The exchange of metabolites among members of microbial communities enables the catabolism of complex substrates and supports the growth of auxotrophic microbes. Many microbes depend on other organisms in their environment for the biosynthesis of essential metabolites such as corrinoids. Corrinoids are cobalt-containing tetrapyrroles that function as cofactors for enzymes that facilitate carbon skeleton rearrangements, methyl group transfers, and reductive dehalogenation. Members of all three domains of life use corrinoid cofactors, yet the complete biosynthesis of corrinoids, which requires approximately 30 enzymatic steps, is performed only by a subset of prokaryotes. Bioinformatic analyses show that while 76% of bacterial genomes contain corrinoid-dependent enzymes, only 39% of these contain the complete corrinoid biosynthesis pathway. As such, corrinoid cross-feeding is crucial for functionally integrated microbial communities.

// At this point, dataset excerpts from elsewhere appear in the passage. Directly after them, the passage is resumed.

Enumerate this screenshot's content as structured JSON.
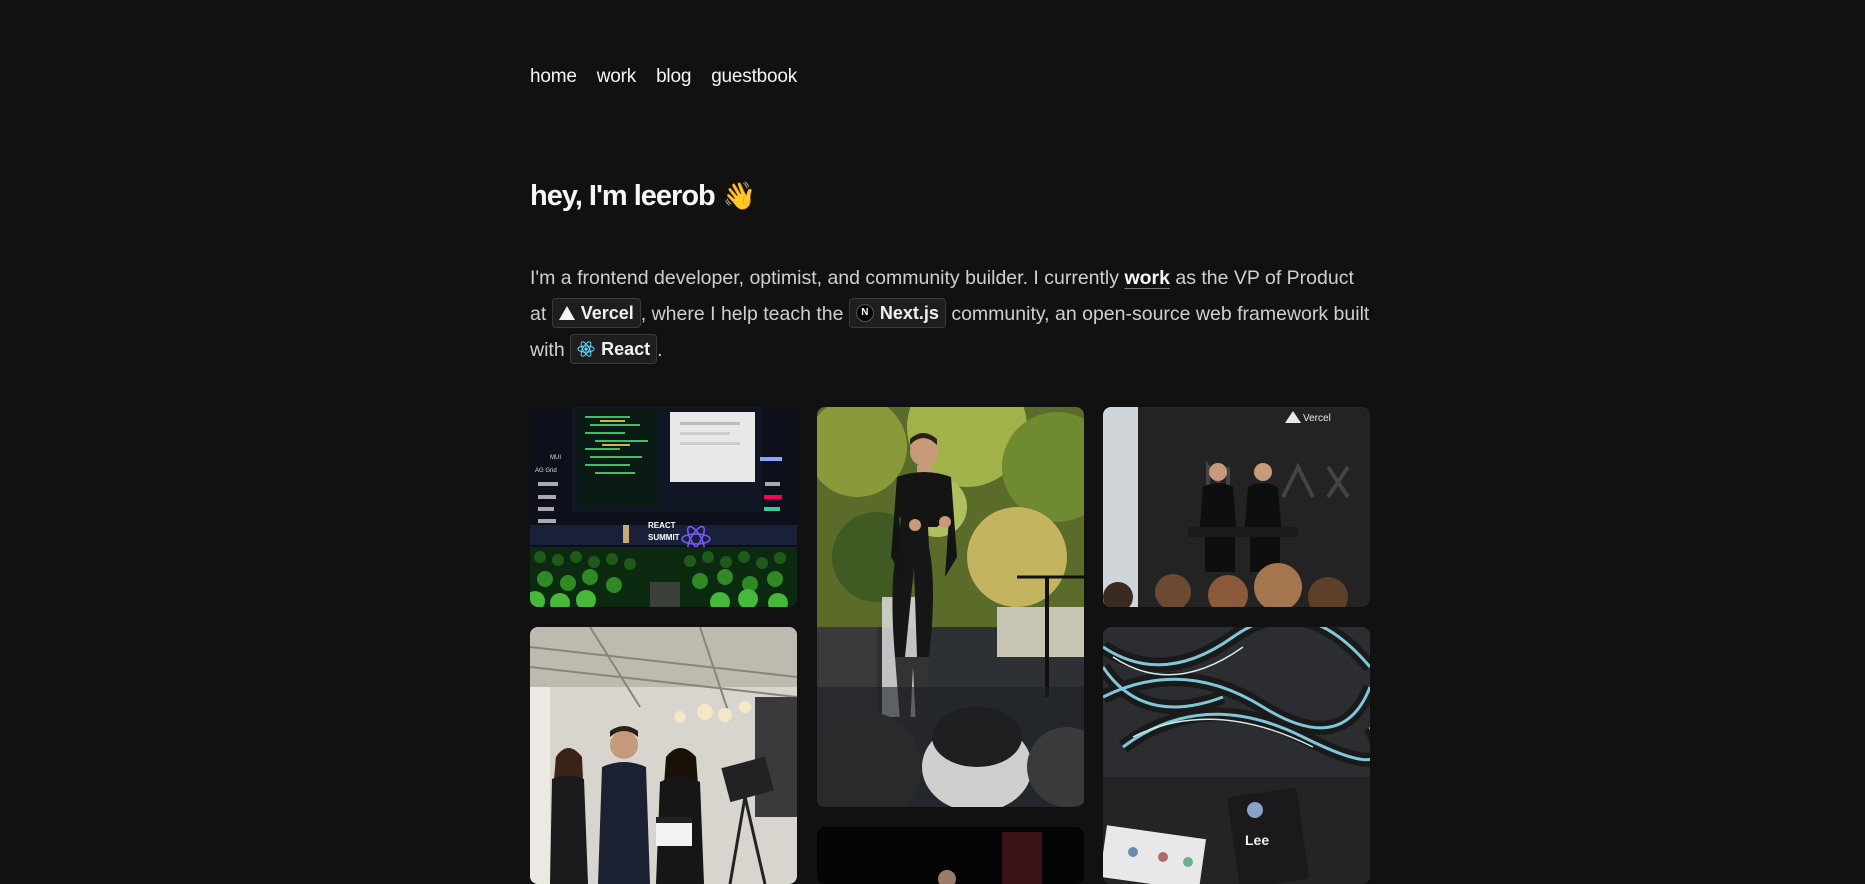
{
  "nav": {
    "items": [
      {
        "label": "home"
      },
      {
        "label": "work"
      },
      {
        "label": "blog"
      },
      {
        "label": "guestbook"
      }
    ]
  },
  "hero": {
    "title": "hey, I'm leerob",
    "wave_emoji": "👋"
  },
  "intro": {
    "part1": "I'm a frontend developer, optimist, and community builder. I currently ",
    "work_link": "work",
    "part2": " as the VP of Product at ",
    "vercel_badge": "Vercel",
    "part3": ", where I help teach the ",
    "nextjs_badge": "Next.js",
    "part4": " community, an open-source web framework built with ",
    "react_badge": "React",
    "part5": "."
  },
  "gallery": {
    "photos": [
      {
        "name": "photo-react-summit-stage",
        "signage": [
          "REACT",
          "SUMMIT"
        ],
        "sidebar_text": [
          "MUI",
          "AG Grid"
        ]
      },
      {
        "name": "photo-speaker-outdoor"
      },
      {
        "name": "photo-vercel-panel",
        "signage": [
          "Vercel"
        ]
      },
      {
        "name": "photo-group-studio"
      },
      {
        "name": "photo-vercel-lanyards",
        "badge_name": "Lee"
      },
      {
        "name": "photo-dark-stage"
      }
    ]
  },
  "colors": {
    "background": "#111111",
    "text": "#ededed",
    "muted": "#cfcfcf",
    "badge_bg": "#1e1e1e",
    "badge_border": "#3a3a3a"
  }
}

Corrinoids are identified by the structure of their lower axial ligand, which can be a benzimidazole, purine, or phenolic compound. Corrinoids with different lower ligands do not function equivalently as cofactors. Given the diversity of corrinoid structures, microbes that require exogenous corrinoids must have mechanisms to acquire the specific corrinoids that function as cofactors for their corrinoid-dependent enzymes. However, the variety of corrinoids that can serve as cofactors for any one organism, the means by which microbes acquire specific corrinoids, and the diversity of corrinoids present in microbial communities have not been well studied.
In the first chapter, I summarize the strategies employed by corrinoid-dependent bacteria for fulfilling their corrinoid requirements and provide background on corrinoid structure, function, and biosynthesis.
Chapter 2 details my work examining the range of corrinoids that function as cofactors for the organohalide-respiring bacterium Dehalococcoides mccartyi, which has an obligate requirement for exogenously supplied corrinoids. D. mccartyi plays an important role in the bioremediation of chlorinated solvents in the environment, a process that relies on corrinoid-dependent enzymes. Together with my collaborators Shan Yi, Yujie Men, and Lisa Alvarez-Cohen, I showed that D. mccartyi can only use specific corrinoids containing benzimidazole lower ligands, but is capable of remodeling other corrinoids by lower ligand replacement when provided a functional benzimidazole base.
While Chapter 2 focuses on corrinoid metabolism in D. mccartyi in pure culture, my experiments presented in Chapter 3 focus on examining corrinoid cross-feeding in microbial communities containing D. mccartyi. Using a liquid chromatography-tandem mass spectroscopy method developed with my collaborators, I identified the specific corrinoids and free lower ligands present in microbial communities containing D. mccartyi, examined the contributions of different phylogenetic groups to the community corrinoid profile, and provided evidence that D. mccartyi engages in corrinoid remodeling in its natural environment. These findings provide novel insights into the roles played by different phylogenetic groups in corrinoid production and corrinoid cross-feeding within microbial communities, and may also have implications for optimizing chlorinated solvent bioremediation.
As a parallel to my work on how corrinoid cross-feeding supports the growth of D. mccartyi in a microbial community, and the strategies that D. mccartyi uses to obtain functional corrinoid cofactors, in Chapter 4, I explore how the cross-feeding of tetrapyrrole precursors allows microbes with an incomplete corrinoid biosynthesis pathway to fulfill their corrinoid requirements. Using a comparative genomics analysis, I identified 39 bacteria that lack genes required for the production of the universal tetrapyrrole precursors including 5-aminolevulinic acid (ALA), the first steps required for corrinoid biosynthesis, despite having otherwise complete corrinoid biosynthesis pathways. I tested the ability of three putative ALA auxotrophs to scavenge ALA from the growth medium and showed that in the presence of ALA, all three were capable of corrinoid production. My work showed that all 39 tetrapyrrole precursor auxotrophs are animal host-associated, raising the question of whether host-produced tetrapyrrole precursors might be scavenged by corrinoid-producing members of the microbiota.
The results of the experiments presented in this work provide insights into the array of strategies that microorganisms employ in acquiring essential nutrients from the environment. Better understanding of corrinoid production, modification, and utilization in microbial communities will aid in the exploration of how nutrient exchange shapes these communities, and the ecological roles played by individual community members.